Reinforcement learning is a fascinating learning paradigm because it allows you to map a series of inputs to outputs with dependencies, rather than simply one (Markov decision processes, for example).
Reinforcement learning takes place in the context of environmental states, and the actions were taken at each state.
During the learning process, the algorithm examines state-action pairs in a given environment at random (to create a state-action pair table), then uses the state-action pair rewards in practice to determine the best action for a given state that leads to a goal state.
Consider the case of a simple blackjack agent.
- The states represent the player’s total number of cards. The actions reflect what a blackjack player might do, such as hit or stand in this scenario.
- Many hands of poker would be used to teach an agent how to play blackjack, with a payout for winning or losing for each state-action nexus. For example, a state of 10 would have a value of 1.0 for hit and 0.0 for stand (indicating that hit is the optimal choice).
- The learned reward for state 20 would most likely be 0.0 for hit and 1.0 for the stand. A form of 17 may have an action value of 0.95 frames and a 0.05 impact for a less straightforward hand.

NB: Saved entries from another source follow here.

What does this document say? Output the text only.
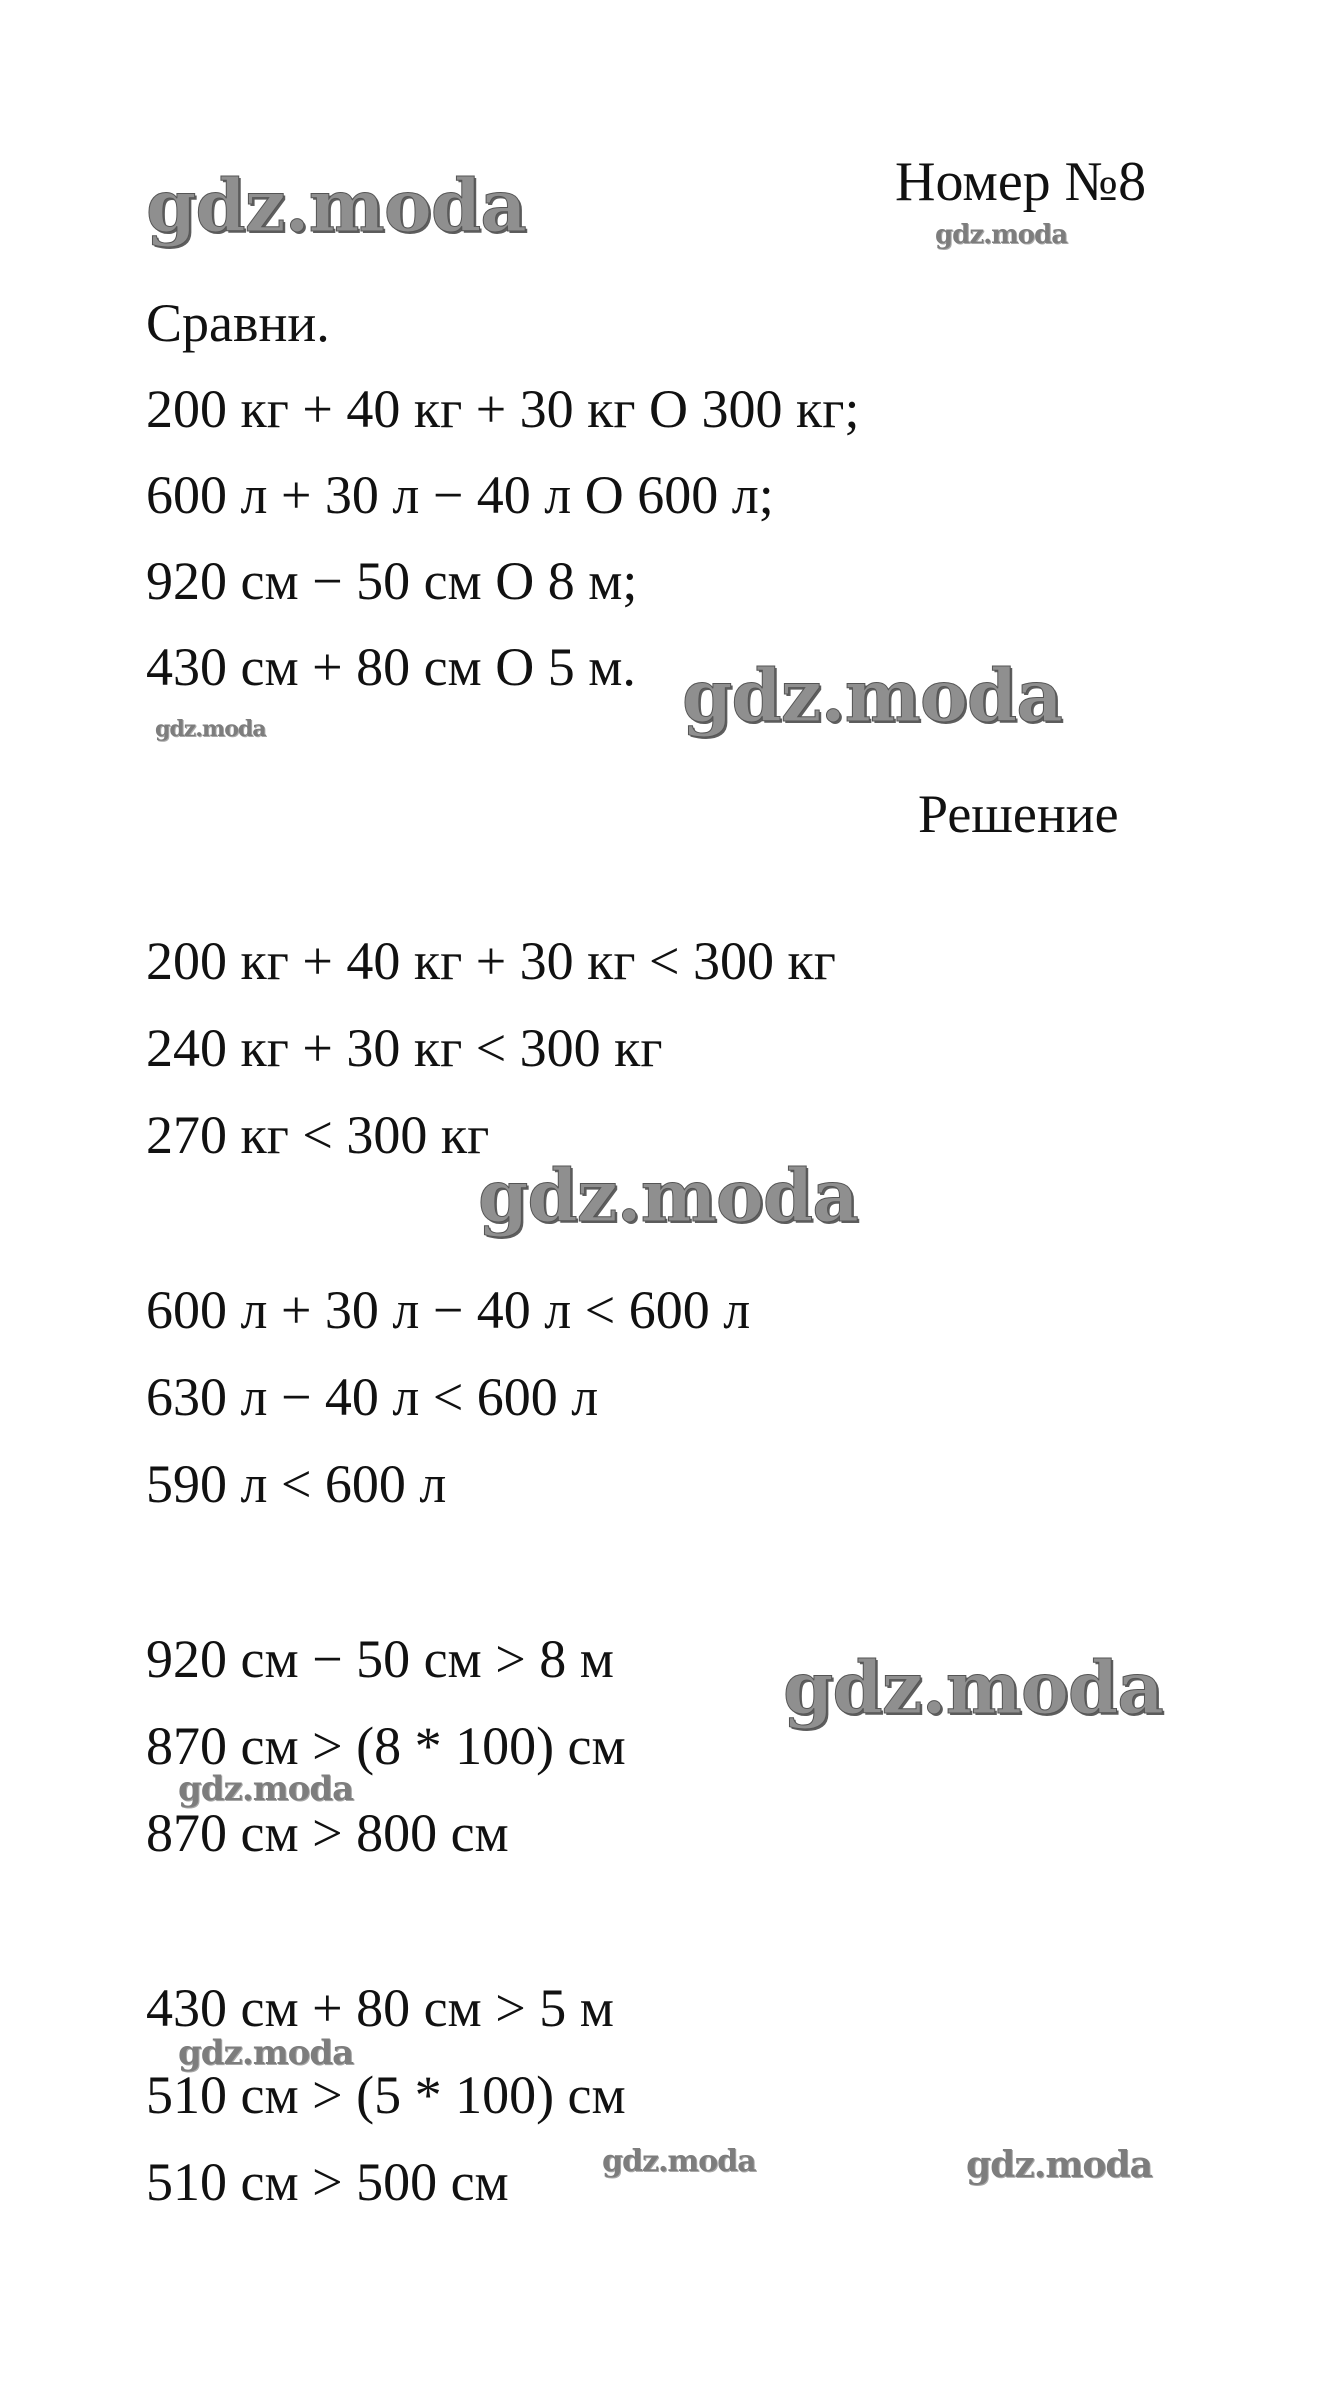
gdz.moda	gdz.moda
gdz.moda
gdz.moda
gdz.moda
gdz.moda
gdz.moda
gdz.moda
gdz.moda	gdz.moda
Номер №8
Сравни.
200 кг + 40 кг + 30 кг О 300 кг;
600 л + 30 л − 40 л О 600 л;
920 см − 50 см О 8 м;
430 см + 80 см О 5 м.
Решение
200 кг + 40 кг + 30 кг < 300 кг
240 кг + 30 кг < 300 кг
270 кг < 300 кг
600 л + 30 л − 40 л < 600 л
630 л − 40 л < 600 л
590 л < 600 л
920 см − 50 см > 8 м
870 см > (8 * 100) см
870 см > 800 см
430 см + 80 см > 5 м
510 см > (5 * 100) см
510 см > 500 см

- According to probability, this agent would then stand 95% of the time and hit 5% of the time. These payouts would be calculated across several poker hands, indicating the most excellent option for a specific condition (or writing).
In contrast to supervised learning, where a critic grades each example, reinforcement learning allows the critic only to give a degree when the goal state is reached (having a hand with the state of 21).